In 1978, the U.S. government banned the use of lead-based paint in homes because of the serious, long-term health problems this metal can cause. But paint isn’t the only place this lead danger can exist in older homes, according to health officials from the state of Michigan. Anything with these paints or finishes could contain lead if it was manufactured before 1978: primer, stain, glaze, lacquer, enamel and varnish.
“Lead-based paint is a problem when it is peeling, cracking or chipping,” according to the state’s Mi Lead Safe program. “Lead-based paint is also a problem when it is painted on something that moves or rubs against something else, creating lead-based paint dust. This risk is greatest with windows and doors that have been painted with lead-based paint.”
Why are lead chips and dust so dangerous? High levels of lead are linked to serious health problems in children, including damage to the brain, kidneys and nervous system. Children exposed to lead can also have lower IQs and become anemic. In 2020, 14% of Michigan children under the age of 6 were tested for lead. Of those, more than 2,300 kids had elevated levels of lead in their blood, according to the state.
Adults exposed to high levels of lead may develop weak or sore muscles, kidney problems, and have difficulty conceiving.
The only way to find out if you have been exposed to lead, or are at risk of lead exposure, is a simple blood test. Your healthcare provider can explain how the tests are done.

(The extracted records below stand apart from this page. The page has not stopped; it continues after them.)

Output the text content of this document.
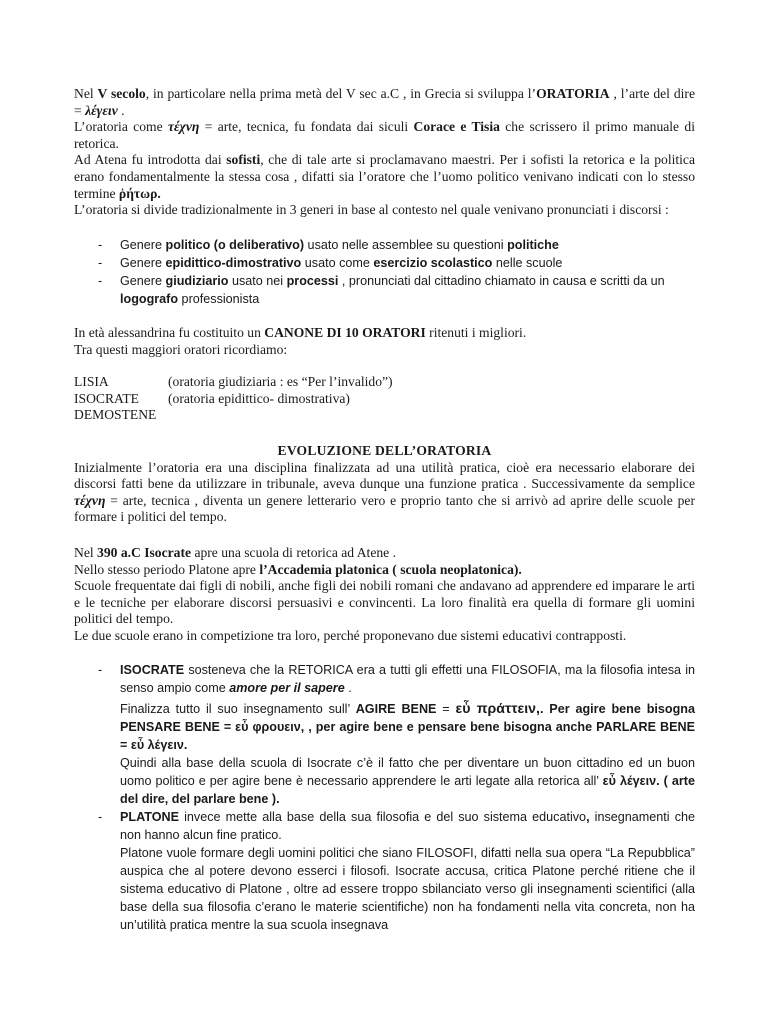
Nel V secolo, in particolare nella prima metà del V sec a.C , in Grecia si sviluppa l’ORATORIA , l’arte del dire = λέγειν .
L’oratoria come τέχνη = arte, tecnica, fu fondata dai siculi Corace e Tisia che scrissero il primo manuale di retorica.
Ad Atena fu introdotta dai sofisti, che di tale arte si proclamavano maestri. Per i sofisti la retorica e la politica erano fondamentalmente la stessa cosa , difatti sia l’oratore che l’uomo politico venivano indicati con lo stesso termine ῥήτωρ.
L’oratoria si divide tradizionalmente in 3 generi in base al contesto nel quale venivano pronunciati i discorsi :
- Genere politico (o deliberativo) usato nelle assemblee su questioni politiche
- Genere epidittico-dimostrativo usato come esercizio scolastico nelle scuole
- Genere giudiziario usato nei processi , pronunciati dal cittadino chiamato in causa e scritti da un logografo professionista
In età alessandrina fu costituito un CANONE DI 10 ORATORI ritenuti i migliori.
Tra questi maggiori oratori ricordiamo:
LISIA	(oratoria giudiziaria : es “Per l’invalido”)
ISOCRATE	(oratoria epidittico- dimostrativa)
DEMOSTENE	
EVOLUZIONE DELL’ORATORIA
Inizialmente l’oratoria era una disciplina finalizzata ad una utilità pratica, cioè era necessario elaborare dei discorsi fatti bene da utilizzare in tribunale, aveva dunque una funzione pratica . Successivamente da semplice τέχνη = arte, tecnica , diventa un genere letterario vero e proprio tanto che si arrivò ad aprire delle scuole per formare i politici del tempo.
Nel 390 a.C Isocrate apre una scuola di retorica ad Atene .
Nello stesso periodo Platone apre l’Accademia platonica ( scuola neoplatonica).
Scuole frequentate dai figli di nobili, anche figli dei nobili romani che andavano ad apprendere ed imparare le arti e le tecniche per elaborare discorsi persuasivi e convincenti. La loro finalità era quella di formare gli uomini politici del tempo.
Le due scuole erano in competizione tra loro, perché proponevano due sistemi educativi contrapposti.
- ISOCRATE sosteneva che la RETORICA era a tutti gli effetti una FILOSOFIA, ma la filosofia intesa in senso ampio come amore per il sapere .
Finalizza tutto il suo insegnamento sull’ AGIRE BENE = εὖ πράττειν,. Per agire bene bisogna PENSARE BENE = εὖ φρουειν, , per agire bene e pensare bene bisogna anche PARLARE BENE = εὖ λέγειν.
Quindi alla base della scuola di Isocrate c’è il fatto che per diventare un buon cittadino ed un buon uomo politico e per agire bene è necessario apprendere le arti legate alla retorica all’ εὖ λέγειν. ( arte del dire, del parlare bene ).
- PLATONE invece mette alla base della sua filosofia e del suo sistema educativo, insegnamenti che non hanno alcun fine pratico.
Platone vuole formare degli uomini politici che siano FILOSOFI, difatti nella sua opera “La Repubblica” auspica che al potere devono esserci i filosofi. Isocrate accusa, critica Platone perché ritiene che il sistema educativo di Platone , oltre ad essere troppo sbilanciato verso gli insegnamenti scientifici (alla base della sua filosofia c’erano le materie scientifiche) non ha fondamenti nella vita concreta, non ha un’utilità pratica mentre la sua scuola insegnava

How to clean when you may have lead paint or dust in your home. There are some special precautions you’ll want to take if you are cleaning an older home you believe might contain lead-based paint or paint dust. Here are the best steps to take:
- Wear rubber or disposable gloves, or wash hands thoroughly after you are done cleaning.
- Use throw-away supplies, including old towels, disposable wipes or paper towels.
- Only use HEPA vacuums around lead dust and paint chips. Regular vacuums will just spread the toxic dust in the air.
- Pick up any loose paint chips and throw them away in a plastic bag, then seal it and dump it in the trash.
- Wet and wipe each surface: “Always spray window sills with soap and water and wet-mop floors. Do not use a broom to sweep lead dust. Throw away wipes after cleaning each area.”
- Use a disposable mop or paper towels to wipe up the soapy area.
- Follow this cleaning routine at least weekly, or more frequently if you see paint chips or dust on window sills, near doors, or your kids’ play areas.